Modern compilers are generally considered smart enough to do a better job at optimizing your code than you. Maybe if you're really, really smart you can do a better job than the compiler. But I suspect most people who say this are not, in fact, smarter than the compiler (but are simply suffering from self-serving bias). And by saying it, they're fooling a bunch more people into thinking that modern compilers are stupid, leading them into incorrect decisions like actually writing applications in assembly "for performance reasons".

So while yes, there are probably a small number of cases where it's still worthwhile to write stuff in assembly, it's not worthwhile to talk about it as though it's a good thing (I would guess you should only do it when it becomes a necessity, and complain about it a lot, rather than presenting it as a feature)


Compilers are great at some things and really bad at other things. The C and Fortran ABIs are too permissive in some cases, making certain optimizations impossible for the compiler to do (without combinatorial growth in generated code size). On x86-64, you can go a long way using SSE intrinsics, but that is pretty close to the assembly level. IBM did a bad job designing the PowerPC intrinsics, so they are nearly useless. There are a few computational kernels that I have sped up by a factor of two relative to what the compiler could produce or the best published result. The x264 project writes a huge amount of assembly and provides consistently better performance than other implementations. There is still a place for assembly, although it should be kept localized.


Take a piece of assembly code generated by a compiler and try to optimize it. You'll see that you don't actually need to be that smart to obtain a significant perf improvement.

Compilers are good, but they must ensure correctness for any source code. On the other hand, you now exactly what you need thus you can drastically simplify / optimize the assembly code.


As someone who writes assembly, I think this is overstating the case. There are a lot of algorithms (particularly short ones) where good C compilers generate nearly optimal code that you would be hard-pressed to improve on.

In my experience the benefit you get from writing assembly comes largely from your ability to do better register allocation for your fast-paths, in cases where your compiler would spill registers to the stack.

There are cases where the compiler does something that is genuinely stupid (http://blog.reverberate.org/2011/03/19/when-a-compilers-slow...) but in modern compilers these are pretty rare.
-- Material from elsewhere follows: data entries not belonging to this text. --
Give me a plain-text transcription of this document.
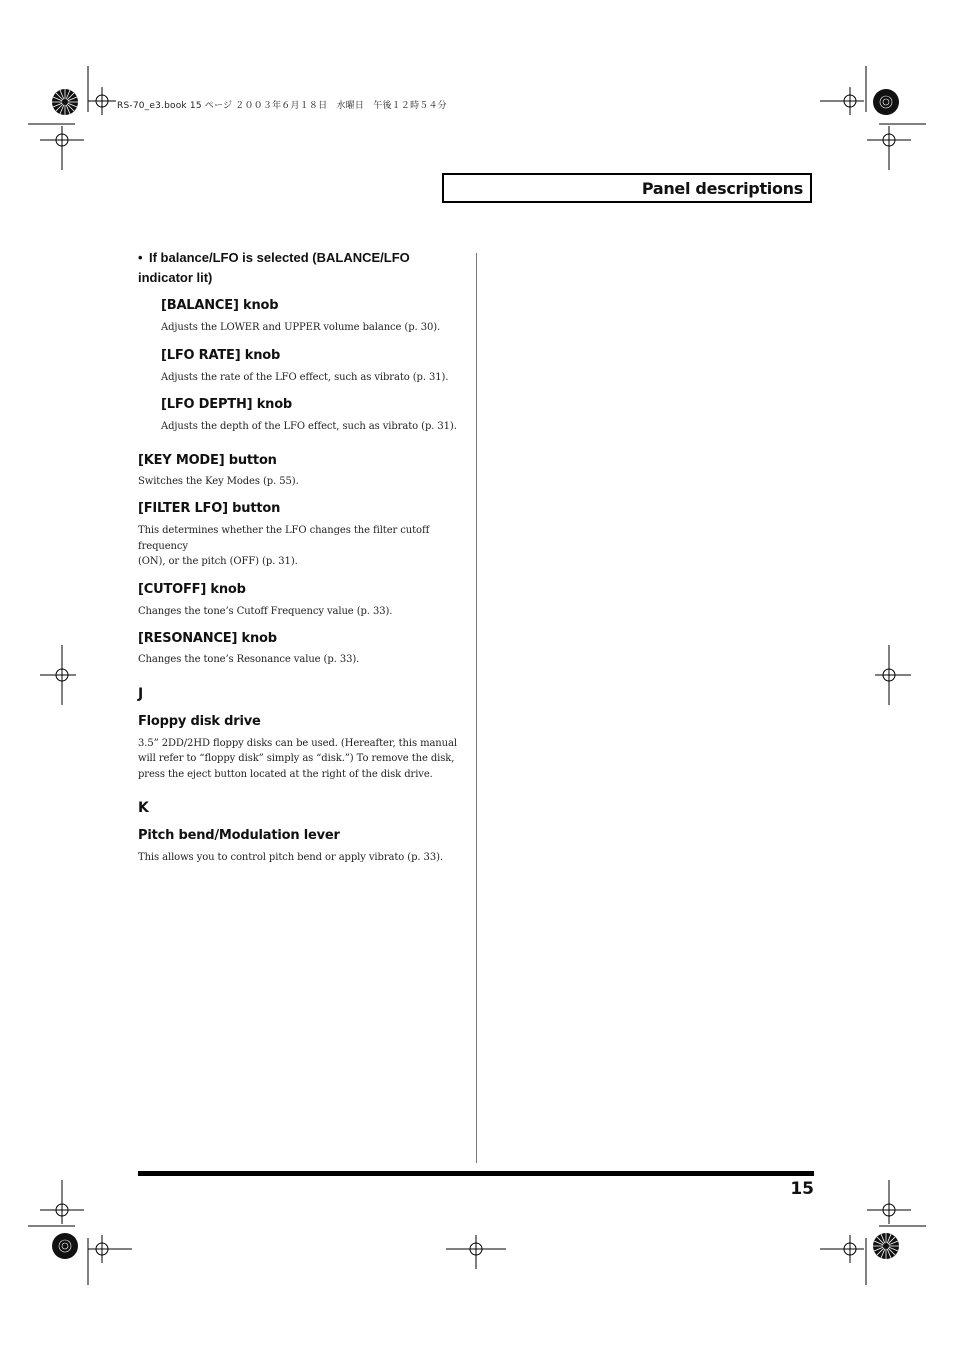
RS-70_e3.book 15 ページ ２００３年６月１８日　水曜日　午後１２時５４分
Panel descriptions

• If balance/LFO is selected (BALANCE/LFO
indicator lit)

[BALANCE] knob

Adjusts the LOWER and UPPER volume balance (p. 30).

[LFO RATE] knob

Adjusts the rate of the LFO effect, such as vibrato (p. 31).

[LFO DEPTH] knob

Adjusts the depth of the LFO effect, such as vibrato (p. 31).

[KEY MODE] button

Switches the Key Modes (p. 55).

[FILTER LFO] button

This determines whether the LFO changes the filter cutoff frequency
(ON), or the pitch (OFF) (p. 31).

[CUTOFF] knob

Changes the tone’s Cutoff Frequency value (p. 33).

[RESONANCE] knob

Changes the tone’s Resonance value (p. 33).

J

Floppy disk drive

3.5” 2DD/2HD floppy disks can be used. (Hereafter, this manual
will refer to “floppy disk” simply as “disk.”) To remove the disk,
press the eject button located at the right of the disk drive.

K

Pitch bend/Modulation lever

This allows you to control pitch bend or apply vibrato (p. 33).

15
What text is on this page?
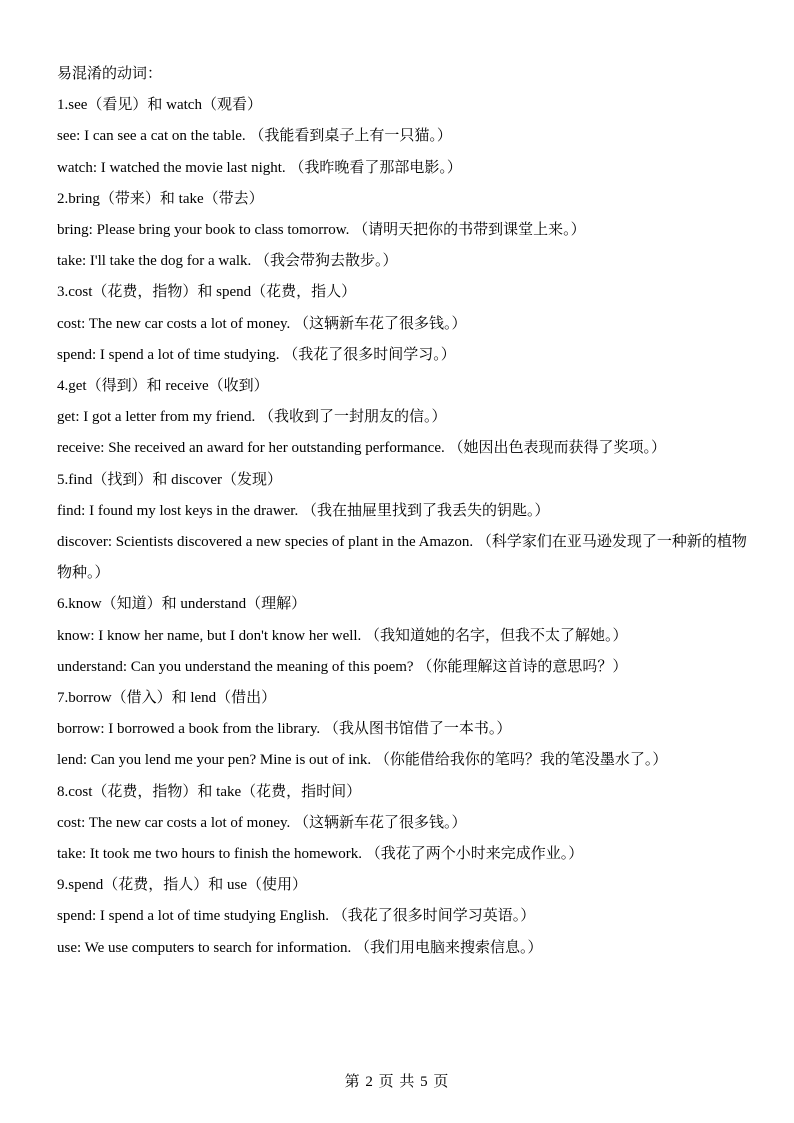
易混淆的动词：
1.see（看见）和 watch（观看）
see: I can see a cat on the table. （我能看到桌子上有一只猫。）
watch: I watched the movie last night. （我昨晚看了那部电影。）
2.bring（带来）和 take（带去）
bring: Please bring your book to class tomorrow. （请明天把你的书带到课堂上来。）
take: I'll take the dog for a walk. （我会带狗去散步。）
3.cost（花费，指物）和 spend（花费，指人）
cost: The new car costs a lot of money. （这辆新车花了很多钱。）
spend: I spend a lot of time studying. （我花了很多时间学习。）
4.get（得到）和 receive（收到）
get: I got a letter from my friend. （我收到了一封朋友的信。）
receive: She received an award for her outstanding performance. （她因出色表现而获得了奖项。）
5.find（找到）和 discover（发现）
find: I found my lost keys in the drawer. （我在抽屉里找到了我丢失的钥匙。）
discover: Scientists discovered a new species of plant in the Amazon. （科学家们在亚马逊发现了一种新的植物物种。）
6.know（知道）和 understand（理解）
know: I know her name, but I don't know her well. （我知道她的名字，但我不太了解她。）
understand: Can you understand the meaning of this poem? （你能理解这首诗的意思吗？）
7.borrow（借入）和 lend（借出）
borrow: I borrowed a book from the library. （我从图书馆借了一本书。）
lend: Can you lend me your pen? Mine is out of ink. （你能借给我你的笔吗？我的笔没墨水了。）
8.cost（花费，指物）和 take（花费，指时间）
cost: The new car costs a lot of money. （这辆新车花了很多钱。）
take: It took me two hours to finish the homework. （我花了两个小时来完成作业。）
9.spend（花费，指人）和 use（使用）
spend: I spend a lot of time studying English. （我花了很多时间学习英语。）
use: We use computers to search for information. （我们用电脑来搜索信息。）
第 2 页 共 5 页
I don't think they are saying that you and I (application developers) should be writing assembly (they mention C/C++, and refer to C++ libraries elsewhere), unless we want to.

What they do emphasize is that the operating system was written in assembly, and while I don't know the members of the team personally, I'd guess anyone who has completed a project such as this (with this level of polish and utility) is at least potentially capable of being smarter than your average compiler.

I'd also like to state that I do agree, for a vast amount of software development, the convenience of higher-level languages and API's outweigh the associated performance disadvantages but for some programs, the ones that talk directly to hardware and who's library functions are called billions of times a second by application programs (and let's add, that are written far less frequently than application-level code) the assembly approach is justified.

Of course you're welcome to build something similar in a compiled language and prove us all wrong :)


I'd also like to say that while you may not enjoy programming in assembly that doesn't make it a bad thing.

Programming assembly is actually fun (for some of us) and gives you a level of intimacy and insight into the machine that no other language can provide.

OK maybe FORTH


Great! Go right ahead and program everything you want in assembly. If it's for fun, or for educational purposes, or whatever, awesome. But don't go around saying it's going to perform better than Haskell code, or whatever higher-level language you want, that produces the same output, without testing it.